Они пошли вдоль широкой сонной деревенской улицы к церкви, которая вблизи оказалась совсем маленькой, а не такой большой, как представлялась издали.
Школа стояла против церкви. Окна в школе были закрыты деревянными ставнями, и, только поравнявшись С ними, можно было заметить в одном окне, сквозь ставенную щель, огонек, который просачивался изнутри, как золотая струйка.
— Ура! Кажется, не спит, — понижая голос, возвестил земский и приложил глаз к щели. Доктору эта манера не особенно понравилась. Он даже слегка отодвинулся от своего любопытного спутника, а тот, не отрывая глаз от щели, шептал:
— В белой кофточке сидит… читает… Поглядите, я немножко приотворю ставню.
Земский осторожно взялся за ставню, но ставня скрипнула, и доктор в широкий просвет увидел женскую фигуру в белой ночной кофточке. Она сидела у стола и читала. Скрип ставня встревожил ее. Она взглянула в окно и мгновенно юркнула куда-то в сторону, увидев лицо земского, не успевшего отпрянуть от окна.
Вслед затем послышался стук дверной щеколды и детский испуганный голос спросил:
— Кто здесь?
— Земский с доктором.
Послышалось быстрое топанье босых ног, хлопанье дверей внутри. Затем щеколда снова звякнула, и перед гостями открылась дверь в темные сени, через которые опять мелькнула из одной двери в другую та же белая фигура.
— Пожалуйте в комнаты. Я сейчас! Извините, — донеслось до них из-за слегка приотворенной двери. — Гаша, проводи и вернись ко мне.
Не успел земский пробормотать, в свою очередь, извинение, как дверь захлопнулась, и перепуганная со сна деревенская девочка открыла гостям дверь и юркнула туда же, куда и ее хозяйка.
После апрельской ночной сырости на них сразу пахнуло теплом и светом, от которого оба закрыли на мгновение глаза. Школа была недавно выстроена и еще пахла свежим деревом.
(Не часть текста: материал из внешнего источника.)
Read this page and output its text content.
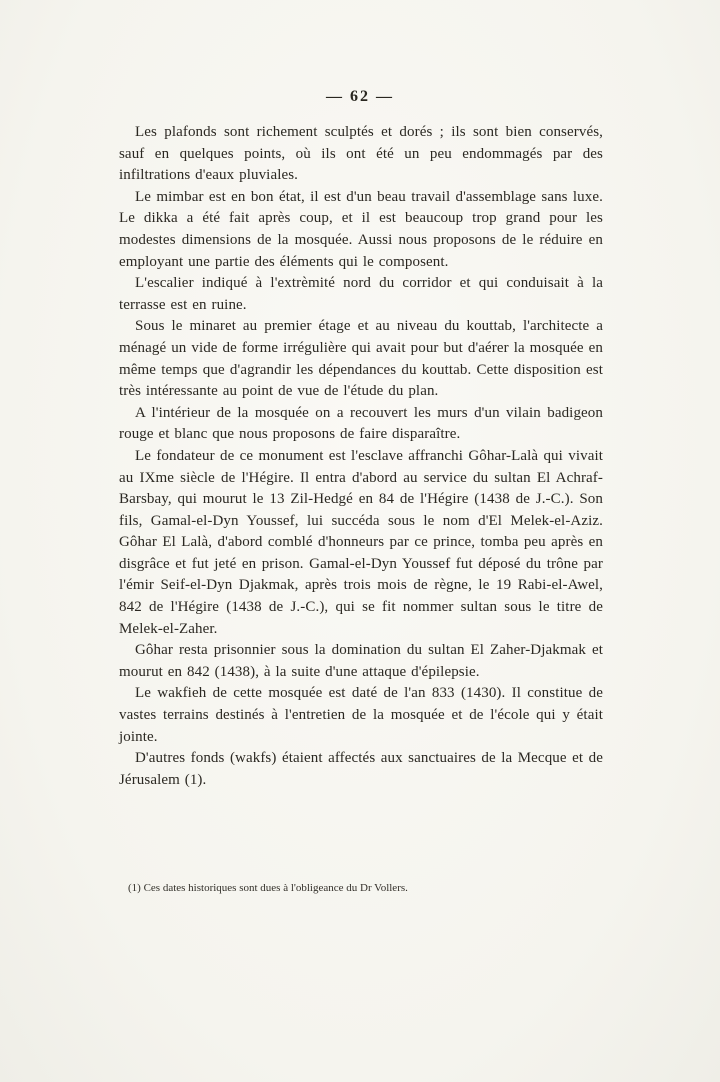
— 62 —

Les plafonds sont richement sculptés et dorés ; ils sont bien conservés, sauf en quelques points, où ils ont été un peu endommagés par des infiltrations d'eaux pluviales.

Le mimbar est en bon état, il est d'un beau travail d'assemblage sans luxe. Le dikka a été fait après coup, et il est beaucoup trop grand pour les modestes dimensions de la mosquée. Aussi nous proposons de le réduire en employant une partie des éléments qui le composent.

L'escalier indiqué à l'extrèmité nord du corridor et qui conduisait à la terrasse est en ruine.

Sous le minaret au premier étage et au niveau du kouttab, l'architecte a ménagé un vide de forme irrégulière qui avait pour but d'aérer la mosquée en même temps que d'agrandir les dépendances du kouttab. Cette disposition est très intéressante au point de vue de l'étude du plan.

A l'intérieur de la mosquée on a recouvert les murs d'un vilain badigeon rouge et blanc que nous proposons de faire disparaître.

Le fondateur de ce monument est l'esclave affranchi Gôhar-Lalà qui vivait au IXme siècle de l'Hégire. Il entra d'abord au service du sultan El Achraf-Barsbay, qui mourut le 13 Zil-Hedgé en 84 de l'Hégire (1438 de J.-C.). Son fils, Gamal-el-Dyn Youssef, lui succéda sous le nom d'El Melek-el-Aziz. Gôhar El Lalà, d'abord comblé d'honneurs par ce prince, tomba peu après en disgrâce et fut jeté en prison. Gamal-el-Dyn Youssef fut déposé du trône par l'émir Seif-el-Dyn Djakmak, après trois mois de règne, le 19 Rabi-el-Awel, 842 de l'Hégire (1438 de J.-C.), qui se fit nommer sultan sous le titre de Melek-el-Zaher.

Gôhar resta prisonnier sous la domination du sultan El Zaher-Djakmak et mourut en 842 (1438), à la suite d'une attaque d'épilepsie.

Le wakfieh de cette mosquée est daté de l'an 833 (1430). Il constitue de vastes terrains destinés à l'entretien de la mosquée et de l'école qui y était jointe.

D'autres fonds (wakfs) étaient affectés aux sanctuaires de la Mecque et de Jérusalem (1).

(1) Ces dates historiques sont dues à l'obligeance du Dr Vollers.
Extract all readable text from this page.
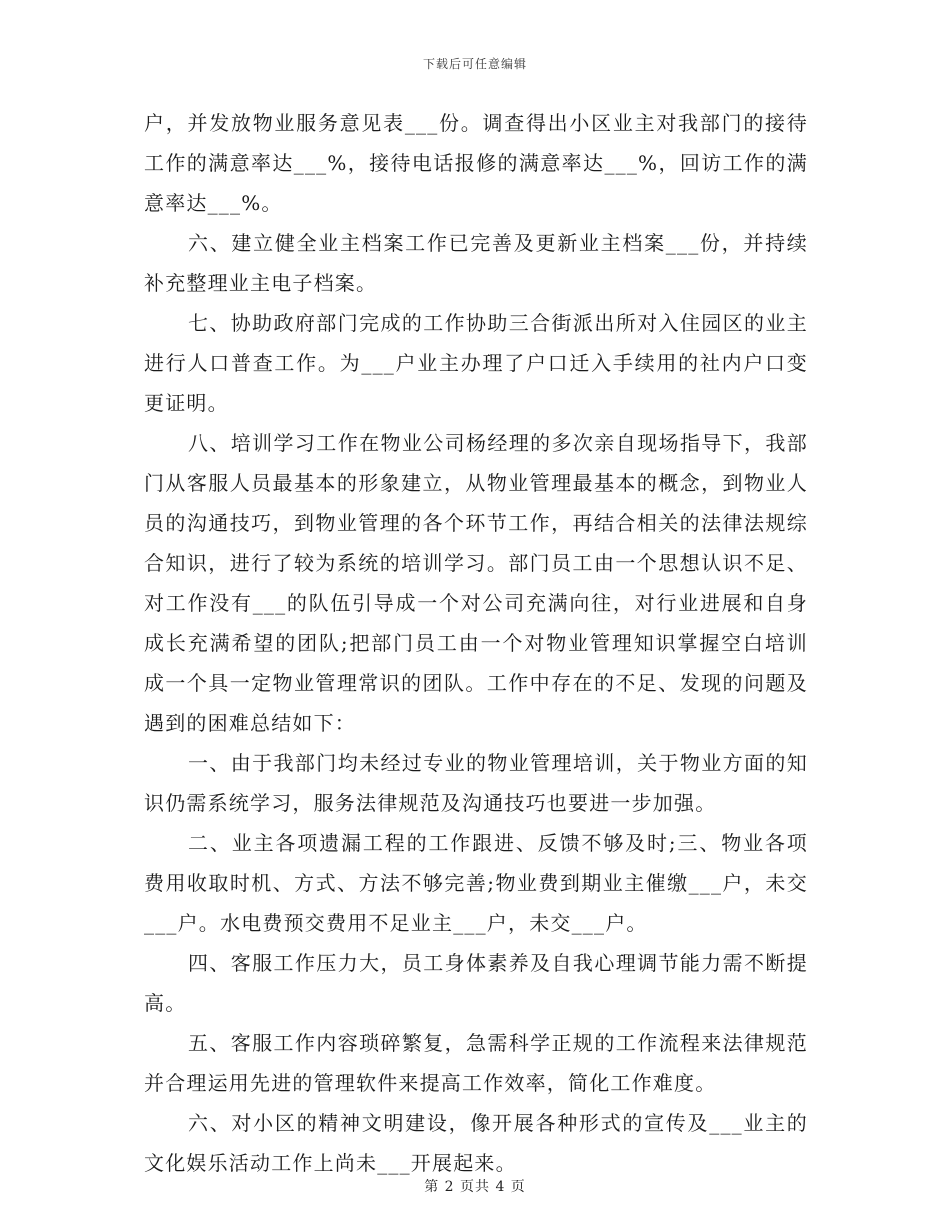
下载后可任意编辑

户，并发放物业服务意见表___份。调查得出小区业主对我部门的接待工作的满意率达___%，接待电话报修的满意率达___%，回访工作的满意率达___%。

六、建立健全业主档案工作已完善及更新业主档案___份，并持续补充整理业主电子档案。

七、协助政府部门完成的工作协助三合街派出所对入住园区的业主进行人口普查工作。为___户业主办理了户口迁入手续用的社内户口变更证明。

八、培训学习工作在物业公司杨经理的多次亲自现场指导下，我部门从客服人员最基本的形象建立，从物业管理最基本的概念，到物业人员的沟通技巧，到物业管理的各个环节工作，再结合相关的法律法规综合知识，进行了较为系统的培训学习。部门员工由一个思想认识不足、对工作没有___的队伍引导成一个对公司充满向往，对行业进展和自身成长充满希望的团队;把部门员工由一个对物业管理知识掌握空白培训成一个具一定物业管理常识的团队。工作中存在的不足、发现的问题及遇到的困难总结如下：

一、由于我部门均未经过专业的物业管理培训，关于物业方面的知识仍需系统学习，服务法律规范及沟通技巧也要进一步加强。

二、业主各项遗漏工程的工作跟进、反馈不够及时;三、物业各项费用收取时机、方式、方法不够完善;物业费到期业主催缴___户，未交___户。水电费预交费用不足业主___户，未交___户。

四、客服工作压力大，员工身体素养及自我心理调节能力需不断提高。

五、客服工作内容琐碎繁复，急需科学正规的工作流程来法律规范并合理运用先进的管理软件来提高工作效率，简化工作难度。

六、对小区的精神文明建设，像开展各种形式的宣传及___业主的文化娱乐活动工作上尚未___开展起来。

第 2 页共 4 页
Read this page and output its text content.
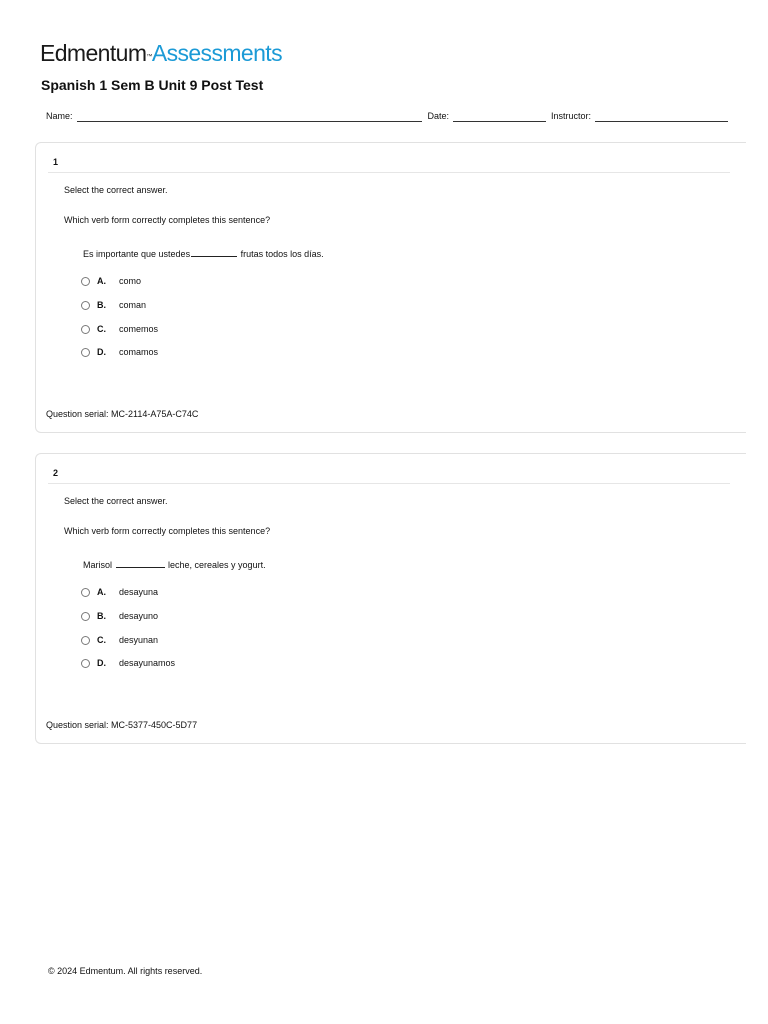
Edmentum™Assessments
Spanish 1 Sem B Unit 9 Post Test
Name:	Date:	Instructor:
1
Select the correct answer.
Which verb form correctly completes this sentence?
Es importante que ustedes	frutas todos los días.
A.	como
B.	coman
C.	comemos
D.	comamos
Question serial: MC-2114-A75A-C74C
2
Select the correct answer.
Which verb form correctly completes this sentence?
Marisol	leche, cereales y yogurt.
A.	desayuna
B.	desayuno
C.	desyunan
D.	desayunamos
Question serial: MC-5377-450C-5D77
© 2024 Edmentum. All rights reserved.
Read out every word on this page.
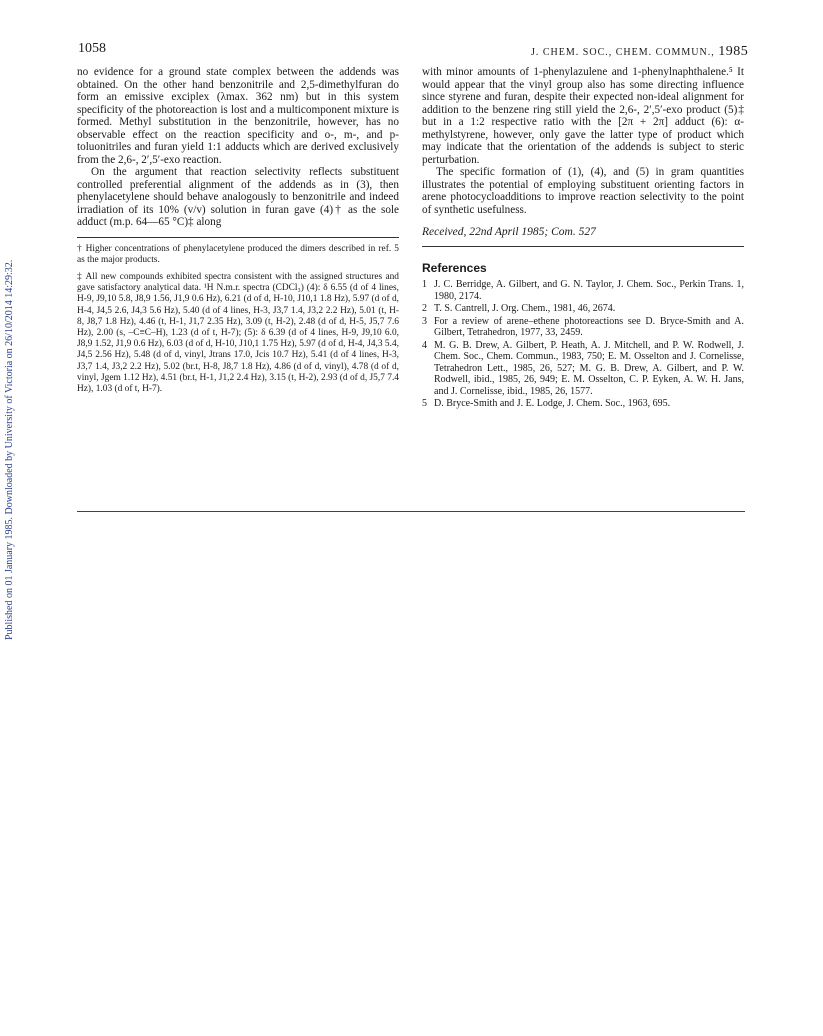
Published on 01 January 1985. Downloaded by University of Victoria on 26/10/2014 14:29:32.
1058	J. CHEM. SOC., CHEM. COMMUN., 1985

no evidence for a ground state complex between the addends was obtained. On the other hand benzonitrile and 2,5-dimethylfuran do form an emissive exciplex (λmax. 362 nm) but in this system specificity of the photoreaction is lost and a multicomponent mixture is formed. Methyl substitution in the benzonitrile, however, has no observable effect on the reaction specificity and o-, m-, and p-toluonitriles and furan yield 1:1 adducts which are derived exclusively from the 2,6-, 2′,5′-exo reaction.

On the argument that reaction selectivity reflects substituent controlled preferential alignment of the addends as in (3), then phenylacetylene should behave analogously to benzonitrile and indeed irradiation of its 10% (v/v) solution in furan gave (4)† as the sole adduct (m.p. 64—65 °C)‡ along

† Higher concentrations of phenylacetylene produced the dimers described in ref. 5 as the major products.

‡ All new compounds exhibited spectra consistent with the assigned structures and gave satisfactory analytical data. ¹H N.m.r. spectra (CDCl₃) (4): δ 6.55 (d of 4 lines, H-9, J9,10 5.8, J8,9 1.56, J1,9 0.6 Hz), 6.21 (d of d, H-10, J10,1 1.8 Hz), 5.97 (d of d, H-4, J4,5 2.6, J4,3 5.6 Hz), 5.40 (d of 4 lines, H-3, J3,7 1.4, J3,2 2.2 Hz), 5.01 (t, H-8, J8,7 1.8 Hz), 4.46 (t, H-1, J1,7 2.35 Hz), 3.09 (t, H-2), 2.48 (d of d, H-5, J5,7 7.6 Hz), 2.00 (s, –C≡C–H), 1.23 (d of t, H-7); (5): δ 6.39 (d of 4 lines, H-9, J9,10 6.0, J8,9 1.52, J1,9 0.6 Hz), 6.03 (d of d, H-10, J10,1 1.75 Hz), 5.97 (d of d, H-4, J4,3 5.4, J4,5 2.56 Hz), 5.48 (d of d, vinyl, Jtrans 17.0, Jcis 10.7 Hz), 5.41 (d of 4 lines, H-3, J3,7 1.4, J3,2 2.2 Hz), 5.02 (br.t, H-8, J8,7 1.8 Hz), 4.86 (d of d, vinyl), 4.78 (d of d, vinyl, Jgem 1.12 Hz), 4.51 (br.t, H-1, J1,2 2.4 Hz), 3.15 (t, H-2), 2.93 (d of d, J5,7 7.4 Hz), 1.03 (d of t, H-7).

with minor amounts of 1-phenylazulene and 1-phenylnaphthalene.⁵ It would appear that the vinyl group also has some directing influence since styrene and furan, despite their expected non-ideal alignment for addition to the benzene ring still yield the 2,6-, 2′,5′-exo product (5)‡ but in a 1:2 respective ratio with the [2π + 2π] adduct (6): α-methylstyrene, however, only gave the latter type of product which may indicate that the orientation of the addends is subject to steric perturbation.

The specific formation of (1), (4), and (5) in gram quantities illustrates the potential of employing substituent orienting factors in arene photocycloadditions to improve reaction selectivity to the point of synthetic usefulness.

Received, 22nd April 1985; Com. 527

References
1 J. C. Berridge, A. Gilbert, and G. N. Taylor, J. Chem. Soc., Perkin Trans. 1, 1980, 2174.
2 T. S. Cantrell, J. Org. Chem., 1981, 46, 2674.
3 For a review of arene–ethene photoreactions see D. Bryce-Smith and A. Gilbert, Tetrahedron, 1977, 33, 2459.
4 M. G. B. Drew, A. Gilbert, P. Heath, A. J. Mitchell, and P. W. Rodwell, J. Chem. Soc., Chem. Commun., 1983, 750; E. M. Osselton and J. Cornelisse, Tetrahedron Lett., 1985, 26, 527; M. G. B. Drew, A. Gilbert, and P. W. Rodwell, ibid., 1985, 26, 949; E. M. Osselton, C. P. Eyken, A. W. H. Jans, and J. Cornelisse, ibid., 1985, 26, 1577.
5 D. Bryce-Smith and J. E. Lodge, J. Chem. Soc., 1963, 695.
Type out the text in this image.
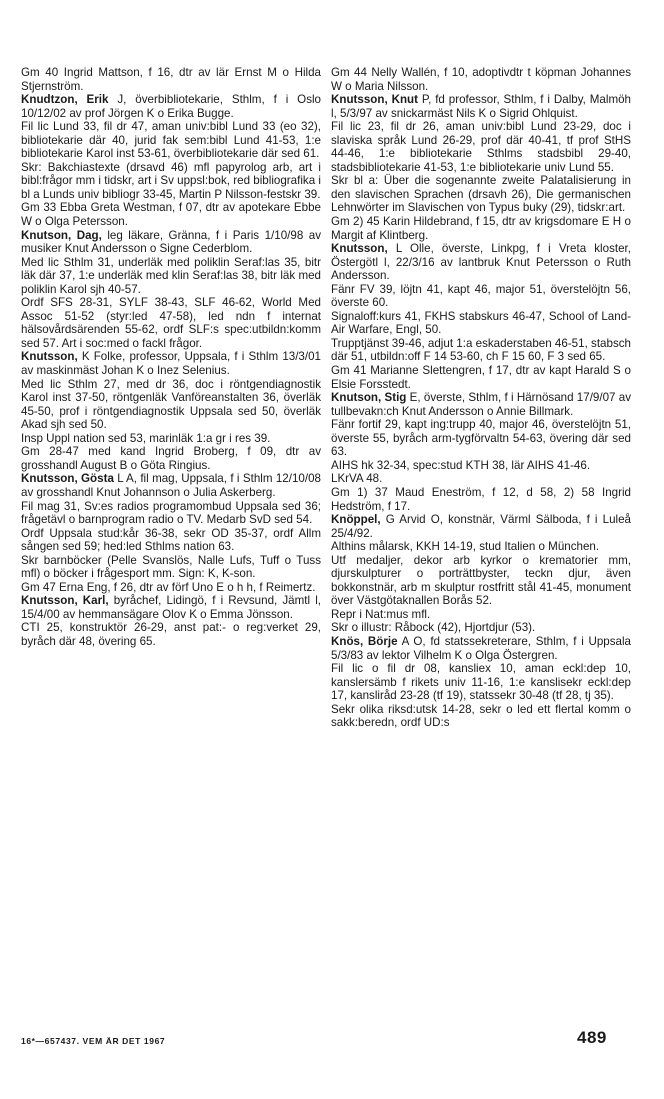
Gm 40 Ingrid Mattson, f 16, dtr av lär Ernst M o Hilda Stjernström.

Knudtzon, Erik J, överbibliotekarie, Sthlm, f i Oslo 10/12/02 av prof Jörgen K o Erika Bugge.

Fil lic Lund 33, fil dr 47, aman univ:bibl Lund 33 (eo 32), bibliotekarie där 40, jurid fak sem:bibl Lund 41-53, 1:e bibliotekarie Karol inst 53-61, överbibliotekarie där sed 61.

Skr: Bakchiastexte (drsavd 46) mfl papyrolog arb, art i bibl:frågor mm i tidskr, art i Sv uppsl:bok, red bibliografika i bl a Lunds univ bibliogr 33-45, Martin P Nilsson-festskr 39.

Gm 33 Ebba Greta Westman, f 07, dtr av apotekare Ebbe W o Olga Petersson.

Knutson, Dag, leg läkare, Gränna, f i Paris 1/10/98 av musiker Knut Andersson o Signe Cederblom.

Med lic Sthlm 31, underläk med poliklin Seraf:las 35, bitr läk där 37, 1:e underläk med klin Seraf:las 38, bitr läk med poliklin Karol sjh 40-57.

Ordf SFS 28-31, SYLF 38-43, SLF 46-62, World Med Assoc 51-52 (styr:led 47-58), led ndn f internat hälsovårdsärenden 55-62, ordf SLF:s spec:utbildn:komm sed 57. Art i soc:med o fackl frågor.

Knutsson, K Folke, professor, Uppsala, f i Sthlm 13/3/01 av maskinmäst Johan K o Inez Selenius.

Med lic Sthlm 27, med dr 36, doc i röntgendiagnostik Karol inst 37-50, röntgenläk Vanföreanstalten 36, överläk 45-50, prof i röntgendiagnostik Uppsala sed 50, överläk Akad sjh sed 50.

Insp Uppl nation sed 53, marinläk 1:a gr i res 39.

Gm 28-47 med kand Ingrid Broberg, f 09, dtr av grosshandl August B o Göta Ringius.

Knutsson, Gösta L A, fil mag, Uppsala, f i Sthlm 12/10/08 av grosshandl Knut Johannson o Julia Askerberg.

Fil mag 31, Sv:es radios programombud Uppsala sed 36; frågetävl o barnprogram radio o TV. Medarb SvD sed 54.

Ordf Uppsala stud:kår 36-38, sekr OD 35-37, ordf Allm sången sed 59; hed:led Sthlms nation 63.

Skr barnböcker (Pelle Svanslös, Nalle Lufs, Tuff o Tuss mfl) o böcker i frågesport mm. Sign: K, K-son.

Gm 47 Erna Eng, f 26, dtr av förf Uno E o h h, f Reimertz.

Knutsson, Karl, byråchef, Lidingö, f i Revsund, Jämtl l, 15/4/00 av hemmansägare Olov K o Emma Jönsson.

CTI 25, konstruktör 26-29, anst pat:- o reg:verket 29, byråch där 48, övering 65.

Gm 44 Nelly Wallén, f 10, adoptivdtr t köpman Johannes W o Maria Nilsson.

Knutsson, Knut P, fd professor, Sthlm, f i Dalby, Malmöh l, 5/3/97 av snickarmäst Nils K o Sigrid Ohlquist.

Fil lic 23, fil dr 26, aman univ:bibl Lund 23-29, doc i slaviska språk Lund 26-29, prof där 40-41, tf prof StHS 44-46, 1:e bibliotekarie Sthlms stadsbibl 29-40, stadsbibliotekarie 41-53, 1:e bibliotekarie univ Lund 55.

Skr bl a: Über die sogenannte zweite Palatalisierung in den slavischen Sprachen (drsavh 26), Die germanischen Lehnwörter im Slavischen von Typus buky (29), tidskr:art.

Gm 2) 45 Karin Hildebrand, f 15, dtr av krigsdomare E H o Margit af Klintberg.

Knutsson, L Olle, överste, Linkpg, f i Vreta kloster, Östergötl l, 22/3/16 av lantbruk Knut Petersson o Ruth Andersson.

Fänr FV 39, löjtn 41, kapt 46, major 51, överstelöjtn 56, överste 60.

Signaloff:kurs 41, FKHS stabskurs 46-47, School of Land-Air Warfare, Engl, 50.

Trupptjänst 39-46, adjut 1:a eskaderstaben 46-51, stabsch där 51, utbildn:off F 14 53-60, ch F 15 60, F 3 sed 65.

Gm 41 Marianne Slettengren, f 17, dtr av kapt Harald S o Elsie Forsstedt.

Knutson, Stig E, överste, Sthlm, f i Härnösand 17/9/07 av tullbevakn:ch Knut Andersson o Annie Billmark.

Fänr fortif 29, kapt ing:trupp 40, major 46, överstelöjtn 51, överste 55, byråch arm-tygförvaltn 54-63, övering där sed 63.

AIHS hk 32-34, spec:stud KTH 38, lär AIHS 41-46.

LKrVA 48.

Gm 1) 37 Maud Eneström, f 12, d 58, 2) 58 Ingrid Hedström, f 17.

Knöppel, G Arvid O, konstnär, Värml Sälboda, f i Luleå 25/4/92.

Althins målarsk, KKH 14-19, stud Italien o München.

Utf medaljer, dekor arb kyrkor o krematorier mm, djurskulpturer o porträttbyster, teckn djur, även bokkonstnär, arb m skulptur rostfritt stål 41-45, monument över Västgötaknallen Borås 52.

Repr i Nat:mus mfl.

Skr o illustr: Råbock (42), Hjortdjur (53).

Knös, Börje A O, fd statssekreterare, Sthlm, f i Uppsala 5/3/83 av lektor Vilhelm K o Olga Östergren.

Fil lic o fil dr 08, kansliex 10, aman eckl:dep 10, kanslersämb f rikets univ 11-16, 1:e kanslisekr eckl:dep 17, kansliråd 23-28 (tf 19), statssekr 30-48 (tf 28, tj 35).

Sekr olika riksd:utsk 14-28, sekr o led ett flertal komm o sakk:beredn, ordf UD:s

16*—657437. VEM ÄR DET 1967	489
Крошечная передняя вела с одной стороны в кухню, а с другой — в маленькую узенькую комнату, с бедной обстановкой, которую тщетно старалась скрасить неопытная женская рука: вязаная скатерть покрывала деревянный самодельный стол, на котором стояла дешевая лампа с бумажным абажуром и лежала раскрытая книга Достоевского — приложение к ‘Ниве’. На деревянных, оклеенных жалкими обоями стенах висели картинки иллюстрированных модных журналов, а также круглое зеркальце, напоминающее своими свойствами жесть. Справа на маленьком столике стояло другое зеркальце с прилаженным к нему бумажным розаном и фотография какой-то старушки, вероятно, матери. Почти над столиком висела скрипка. Слева за деревянной перегородкой была, должно быть, спальня учительницы. Вход туда, вместо двери, закрывался темно-синей ситцевой занавеской с узорами, за которую не преминул заглянуть земский, еще более смутив молодого и скромного доктора, который чувствовал себя виноватым за него.
Доктор был белокурый, рябоватый и неловкий. Выставив голову вперед, он то крутил двумя пальцами редкую бородку, то закладывал за ухо прядь волос, падавших вдоль виска. Зато земский чувствовал себя как дома. Он был довольно грузен и смуглолиц. Бороду брил, а густые с проседью усы носил по-военному, также как и коротко остриженные ‘бобриком’ волосы, весьма поредевшие на затылке. В его помятом добродушном виде и немного цыганских глазах сквозила самоуверенность видавшего виды человека. Он ловко повертывался в своих высоких сапогах и тужурке, потрагивал вещи и посматривался в зеркало на столике, которое было хотя меньше, но гораздо доброкачественнее стенного.
— Как ее зовут? А, черт! Забыл совсем. Не то Авдотья Пантелеймоновна, не то Аглая Николаевна… А, может быть, и Марья Сидоровна… Надо будет хоть у девчонки узнать…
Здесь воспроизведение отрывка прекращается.